At some point, I will try to do more work on this, but it may be an impossible task for me.
Thanks again for all your help.
In my opinion, Maurice Ravel was one of the finest orchestrators who ever lived. Some of his original compositions were spectacular, too.Originally Posted by mfortunato
I find this comment.. well... confusing.Originally Posted by KeithW
Ravel actually orchestrated very little music by others, so, technically, doesn't that make all of his compositions original? Off the top of my head, the only piece that comes to mind as an "orchestration by Ravel" but composed by someone else is Pictures at an Exhibition.
As professor Belkin would point out, what made Ravel's orchestration so brilliant was that to him (as it should be to us as well) "orchestration" was an intrinsique part of the compositional process.
Sorry, what I should have said was his original orchestral compositions were spectacular, too. "Pavane pour infante défunte" was originally a piano solo (that he had written at 1899 and orchestrated in 1910.) "Alboada del gracioso" was also originally written for Piano. Other piano to orchestral works:Originally Posted by qccowboy
* Menuet antique (piano, 1895, orchestrated in 1929
* Miroirs (Mirrors)
* Une barque sur l'océan ("A Boat on the Ocean" solo piano 1905, orchestra 1906)
* Alborada del gracioso ("Aubade of the Clown") (piano 1905, orchestra 1918)
* Pavane pour une infante défunte ("Pavane for a Dead Princess") (piano 1899, orchestra 1910)
* Ma Mère l'Oye ("Mother Goose") (piano duet 1908–1910, ballet 1911)
* Valses nobles et sentimentales ("Noble and Sentimental Waltzes") (piano 1911, orchestra 1912)
* Le Tombeau de Couperin ("The Tomb of Couperin") (piano 1914–1917, orchestra 1919)

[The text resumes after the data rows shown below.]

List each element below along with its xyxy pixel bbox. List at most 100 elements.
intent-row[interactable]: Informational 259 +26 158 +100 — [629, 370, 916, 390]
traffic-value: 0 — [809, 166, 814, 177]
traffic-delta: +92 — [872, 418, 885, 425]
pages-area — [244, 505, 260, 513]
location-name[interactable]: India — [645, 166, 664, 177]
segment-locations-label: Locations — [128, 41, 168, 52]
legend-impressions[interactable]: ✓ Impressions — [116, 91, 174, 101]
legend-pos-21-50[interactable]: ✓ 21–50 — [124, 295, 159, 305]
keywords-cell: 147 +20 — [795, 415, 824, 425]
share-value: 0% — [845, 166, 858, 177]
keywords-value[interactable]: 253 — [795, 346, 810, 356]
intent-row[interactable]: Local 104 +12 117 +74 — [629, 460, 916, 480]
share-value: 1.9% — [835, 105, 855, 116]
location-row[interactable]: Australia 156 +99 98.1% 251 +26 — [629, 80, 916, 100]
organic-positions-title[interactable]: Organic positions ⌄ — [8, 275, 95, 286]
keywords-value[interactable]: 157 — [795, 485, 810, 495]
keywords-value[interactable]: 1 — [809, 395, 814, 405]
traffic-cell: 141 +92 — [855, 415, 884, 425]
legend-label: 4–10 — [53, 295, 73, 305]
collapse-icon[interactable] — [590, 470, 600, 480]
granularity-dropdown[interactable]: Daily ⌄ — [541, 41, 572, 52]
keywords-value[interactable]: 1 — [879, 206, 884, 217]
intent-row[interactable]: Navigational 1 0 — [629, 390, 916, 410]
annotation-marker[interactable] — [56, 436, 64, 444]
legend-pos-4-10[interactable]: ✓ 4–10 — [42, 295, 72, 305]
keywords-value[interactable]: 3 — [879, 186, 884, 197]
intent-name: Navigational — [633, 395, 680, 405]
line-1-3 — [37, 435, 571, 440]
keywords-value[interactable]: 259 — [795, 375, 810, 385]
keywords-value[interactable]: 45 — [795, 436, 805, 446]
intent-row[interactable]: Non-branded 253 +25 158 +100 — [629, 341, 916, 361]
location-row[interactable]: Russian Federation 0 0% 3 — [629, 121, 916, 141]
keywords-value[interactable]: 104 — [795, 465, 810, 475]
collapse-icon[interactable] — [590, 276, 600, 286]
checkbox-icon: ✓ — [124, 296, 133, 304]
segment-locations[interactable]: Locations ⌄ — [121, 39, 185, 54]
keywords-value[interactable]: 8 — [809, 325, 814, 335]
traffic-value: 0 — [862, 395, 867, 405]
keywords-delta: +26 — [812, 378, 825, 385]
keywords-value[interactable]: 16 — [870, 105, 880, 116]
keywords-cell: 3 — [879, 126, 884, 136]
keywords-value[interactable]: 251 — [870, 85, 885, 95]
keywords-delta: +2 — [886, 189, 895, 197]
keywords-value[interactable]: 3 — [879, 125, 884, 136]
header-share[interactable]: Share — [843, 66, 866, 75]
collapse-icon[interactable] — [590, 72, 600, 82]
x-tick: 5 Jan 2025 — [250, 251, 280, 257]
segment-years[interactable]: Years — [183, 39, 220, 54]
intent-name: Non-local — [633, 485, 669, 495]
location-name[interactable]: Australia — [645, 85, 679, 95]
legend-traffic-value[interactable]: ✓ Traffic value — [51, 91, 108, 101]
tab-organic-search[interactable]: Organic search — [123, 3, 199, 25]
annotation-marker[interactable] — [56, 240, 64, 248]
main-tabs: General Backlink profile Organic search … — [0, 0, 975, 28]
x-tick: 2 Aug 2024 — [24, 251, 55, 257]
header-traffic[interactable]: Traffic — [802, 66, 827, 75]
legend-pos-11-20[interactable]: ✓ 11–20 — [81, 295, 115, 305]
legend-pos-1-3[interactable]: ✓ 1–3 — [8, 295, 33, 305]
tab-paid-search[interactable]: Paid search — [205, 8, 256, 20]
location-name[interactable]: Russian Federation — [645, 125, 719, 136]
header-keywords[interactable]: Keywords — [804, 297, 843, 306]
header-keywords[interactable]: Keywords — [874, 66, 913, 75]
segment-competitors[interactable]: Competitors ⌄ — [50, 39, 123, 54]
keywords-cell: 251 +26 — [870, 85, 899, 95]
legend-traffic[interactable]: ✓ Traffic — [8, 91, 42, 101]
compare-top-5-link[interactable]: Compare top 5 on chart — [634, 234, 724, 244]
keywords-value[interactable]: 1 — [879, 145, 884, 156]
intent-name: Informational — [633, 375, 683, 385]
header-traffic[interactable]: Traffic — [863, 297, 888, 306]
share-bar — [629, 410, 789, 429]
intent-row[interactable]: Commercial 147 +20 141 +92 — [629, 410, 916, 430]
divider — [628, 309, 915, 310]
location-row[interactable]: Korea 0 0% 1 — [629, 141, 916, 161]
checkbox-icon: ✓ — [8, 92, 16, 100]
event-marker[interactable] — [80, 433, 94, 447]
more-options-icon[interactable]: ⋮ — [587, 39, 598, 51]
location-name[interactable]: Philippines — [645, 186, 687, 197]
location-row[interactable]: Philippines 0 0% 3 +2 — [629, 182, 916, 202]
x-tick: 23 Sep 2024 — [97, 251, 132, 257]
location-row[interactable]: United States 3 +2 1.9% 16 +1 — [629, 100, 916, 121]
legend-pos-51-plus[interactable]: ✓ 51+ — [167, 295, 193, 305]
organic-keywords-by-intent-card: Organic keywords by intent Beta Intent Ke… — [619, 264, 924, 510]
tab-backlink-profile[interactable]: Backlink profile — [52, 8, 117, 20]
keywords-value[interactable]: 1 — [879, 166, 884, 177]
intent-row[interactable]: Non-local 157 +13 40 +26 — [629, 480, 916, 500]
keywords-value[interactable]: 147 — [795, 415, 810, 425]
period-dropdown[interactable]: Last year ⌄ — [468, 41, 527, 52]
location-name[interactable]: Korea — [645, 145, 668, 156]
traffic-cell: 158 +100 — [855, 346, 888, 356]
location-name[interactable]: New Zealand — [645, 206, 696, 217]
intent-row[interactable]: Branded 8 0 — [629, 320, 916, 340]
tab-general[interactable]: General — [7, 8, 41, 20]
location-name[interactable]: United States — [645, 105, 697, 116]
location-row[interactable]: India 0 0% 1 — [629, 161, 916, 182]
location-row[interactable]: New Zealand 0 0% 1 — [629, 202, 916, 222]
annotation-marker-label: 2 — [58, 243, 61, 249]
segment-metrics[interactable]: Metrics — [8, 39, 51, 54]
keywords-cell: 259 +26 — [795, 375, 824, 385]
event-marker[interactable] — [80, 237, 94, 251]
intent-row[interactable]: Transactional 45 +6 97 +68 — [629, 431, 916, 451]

"The Boléro," in his own words to Honegger "Yes, it is my masterpiece, but it contains no music." That was an orchestration masterpiece.
"Rapsodie espagnole" again proved his mastery of orchestration.
"Daphnis and Chloe" was also a masterpiece.
But I completely agree "orchestration" is an intrinsic part of the compositional process. The best "orchestrators" also have the most memorable music, e.g. Tchaikovsky, Rachmaninoff, Stravinsky, Wagner, and, of course, Ravel.
I think part of the problem is that the attack and decay of each note is unnatural. I use Finale 2006 and I alway turn on the Ambience Reverb and adjust to taste. Without this enabled the whole piece will sound like its being performed in an anechoic chamber, that is the notes have no attack and decay to them. And passing through an outside reverb will not solve this problem and probably make it more pronounced.
I know that you have a great deal of work in this and I congratulate your effort and dilligence in doing this. I am not sure if there is an interface to Cakewalk that is equivalent to the Ambience Reverb. It is a part of the VST control panel supplied with Finale 2006.
Anyhow, something to think about.
I'm using Garritan Studio, so I have access to Ambience. I'll try what you suggest. I have used it occasionally, but in most cases, including 'La Valse', I've found it necessary to split the tracks, and record in sections. I would then apply reverb after I put the whole thing together again.
Thanks for your help.
Jack, you've done a heck of a job getting all the
nuts, bolts, hinges, and screws of this difficult-
to-render piece in place and working... it has
the potential for a fine interpretation.
In league with comments above, I hope you'll
get in there and work over the sound treatment
to bring it all to life and do your work justice.
I'm looking forward to hearing more on this!